This post is part of a continuing series on the new enrichment facility at Socionet.
If you logged into the Socionet system and browse your own papers, you will see to the right of the paper’s full text link the text: “Create a link to a related paper of yours?”
Or if your paper’s metadata does not have a full text link, you will see this
If you click on this menu the following form for the linkage creation will open
In this form under the field “Comments” you will see a list of all your claimed publications (on the example above – my list of publications). You have to check one of your publications in this list that has a relationship to another of your papers currently opened in a browser. Then you have to select a specific type of the relation between these two papers from the drop-down list the “Relationship type“. Optionally you can also enter some comments.
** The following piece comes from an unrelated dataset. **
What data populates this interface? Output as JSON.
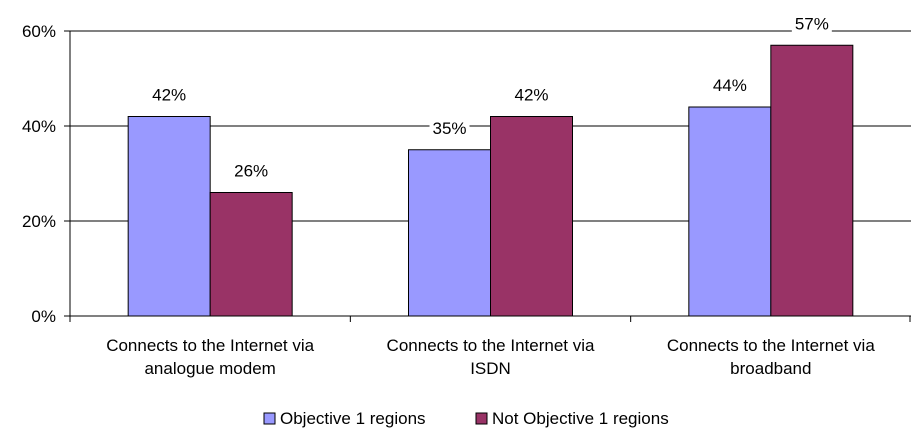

To end the linkage creation press the “Save” button.
Currently we provide two taxonomy classes for selecting a relationship type between papers belonged to the same author.
One of these taxonomy supports following types of linkages among versions and components of a research publication:
author’s version (manuscript) for
open access version for
version with slight changes for
version with minor changes for
substantially revised version for
revised or new version for
duplicated copy for
presentation of
part of
abstract for
table of contents for
foreword for
bibliography for
The four last values listed above (starting with the “abstract for”) intend for supporting the emerging practice of sharing with the community “units of thought”, e.g. research artifacts, micro-publications, nano-publications, etc.
The second taxonomy supports relationship types of development and complement between research outputs like these:
uses data from
uses method from
uses a model from
uses software from
uses statistics from
details idea/method/model from
generalizes idea/method/model from
implements idea/method/model from
analyzes results from
illustrates results from
interprets results from
corrects errors in
refines results from
refutes results from
develops results from
Linkages you create are visualized on web pages of both linked papers’ metadata as additional information and in a form of a navigation graph of linkages.